Enhancing deep neural network training through learnable adaptive normalization
Jan Benedikt Ruhland, Iraj Masoudian, Dominik Heider
Abstract
Normalization is a fundamental preprocessing technique in data science, commonly used to standardize data distributions prior to model training. Its primary role is to maintain consistent statistical properties across features, which facilitates efficient learning and enhances training stability. In deep learning, normalization methods are particularly beneficial, as they regulate input distributions within neural networks, promoting more stable training and faster convergence. This study introduces and evaluates a novel approach: learnable adaptive normalization layers integrated into neural networks. Experiments were conducted across nine datasets encompassing feature, image, and time-series data, utilizing various deep learning architectures, including feed-forward, convolutional, and transformer-based neural networks. The results demonstrate that adaptive normalization consistently outperforms traditional methods, such as mean subtraction, standard deviation scaling, and layer normalization.

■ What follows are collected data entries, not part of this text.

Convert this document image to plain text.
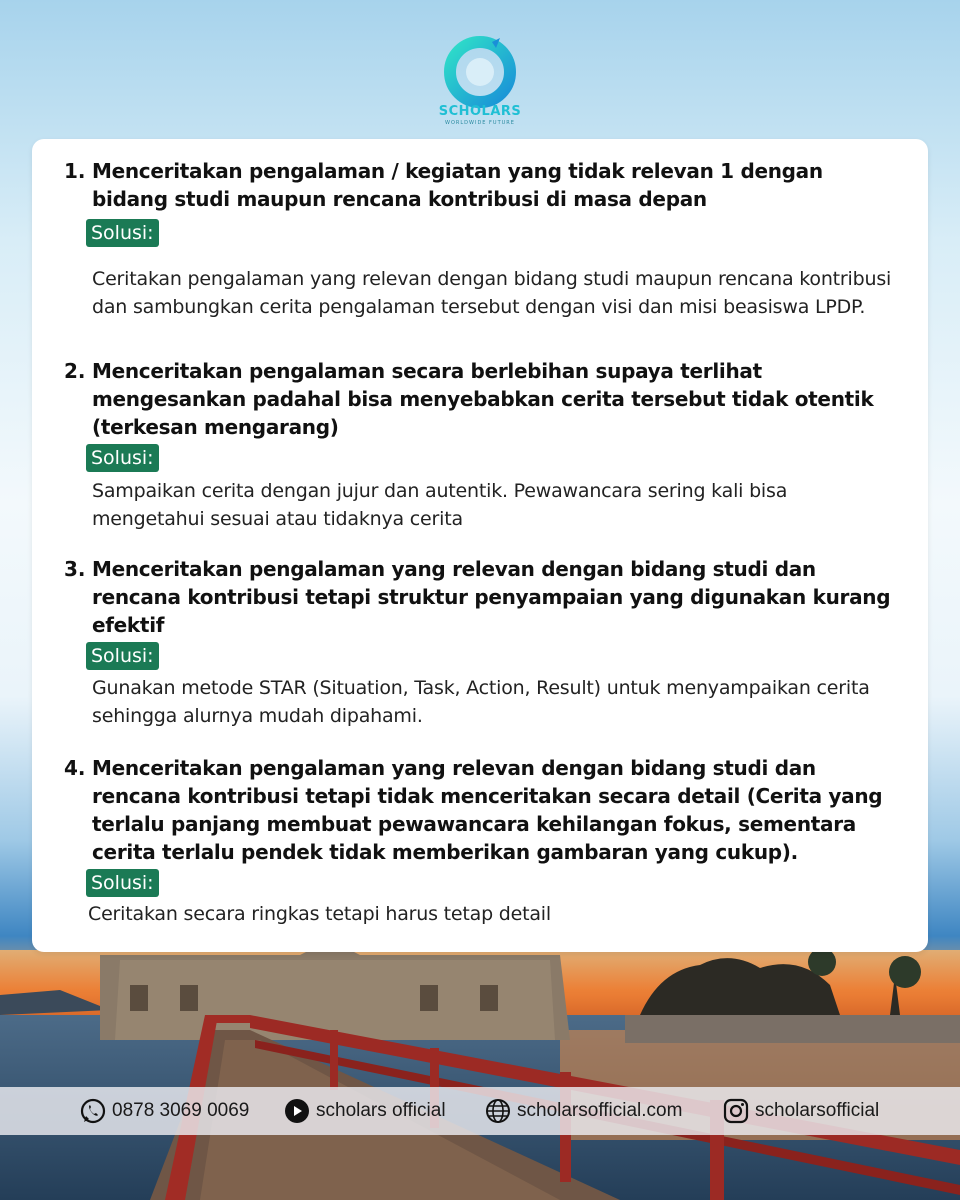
SCHOLARS
WORLDWIDE FUTURE
1. Menceritakan pengalaman / kegiatan yang tidak relevan 1 dengan bidang studi maupun rencana kontribusi di masa depan
Solusi:
Ceritakan pengalaman yang relevan dengan bidang studi maupun rencana kontribusi dan sambungkan cerita pengalaman tersebut dengan visi dan misi beasiswa LPDP.
2. Menceritakan pengalaman secara berlebihan supaya terlihat mengesankan padahal bisa menyebabkan cerita tersebut tidak otentik (terkesan mengarang)
Solusi:
Sampaikan cerita dengan jujur dan autentik. Pewawancara sering kali bisa mengetahui sesuai atau tidaknya cerita
3. Menceritakan pengalaman yang relevan dengan bidang studi dan rencana kontribusi tetapi struktur penyampaian yang digunakan kurang efektif
Solusi:
Gunakan metode STAR (Situation, Task, Action, Result) untuk menyampaikan cerita sehingga alurnya mudah dipahami.
4. Menceritakan pengalaman yang relevan dengan bidang studi dan rencana kontribusi tetapi tidak menceritakan secara detail (Cerita yang terlalu panjang membuat pewawancara kehilangan fokus, sementara cerita terlalu pendek tidak memberikan gambaran yang cukup).
Solusi:
Ceritakan secara ringkas tetapi harus tetap detail
0878 3069 0069	scholars official	scholarsofficial.com	scholarsofficial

Moreover, in many scenarios, adaptive normalization achieved performance that was either superior to or comparable with batch normalization, with image classification being the notable exception. These findings indicate that adaptive normalization not only accelerates training convergence but also enhances final model performance in most cases, underscoring its effectiveness. Given that the choice of network architecture is inherently a hyperparameter tuning challenge, we recommend considering adaptive normalization in the preprocessing step for future networks. Furthermore, replacing batch or layer normalization with adaptive normalization may lead to improved training efficiency and final performance, depending on the specific problem.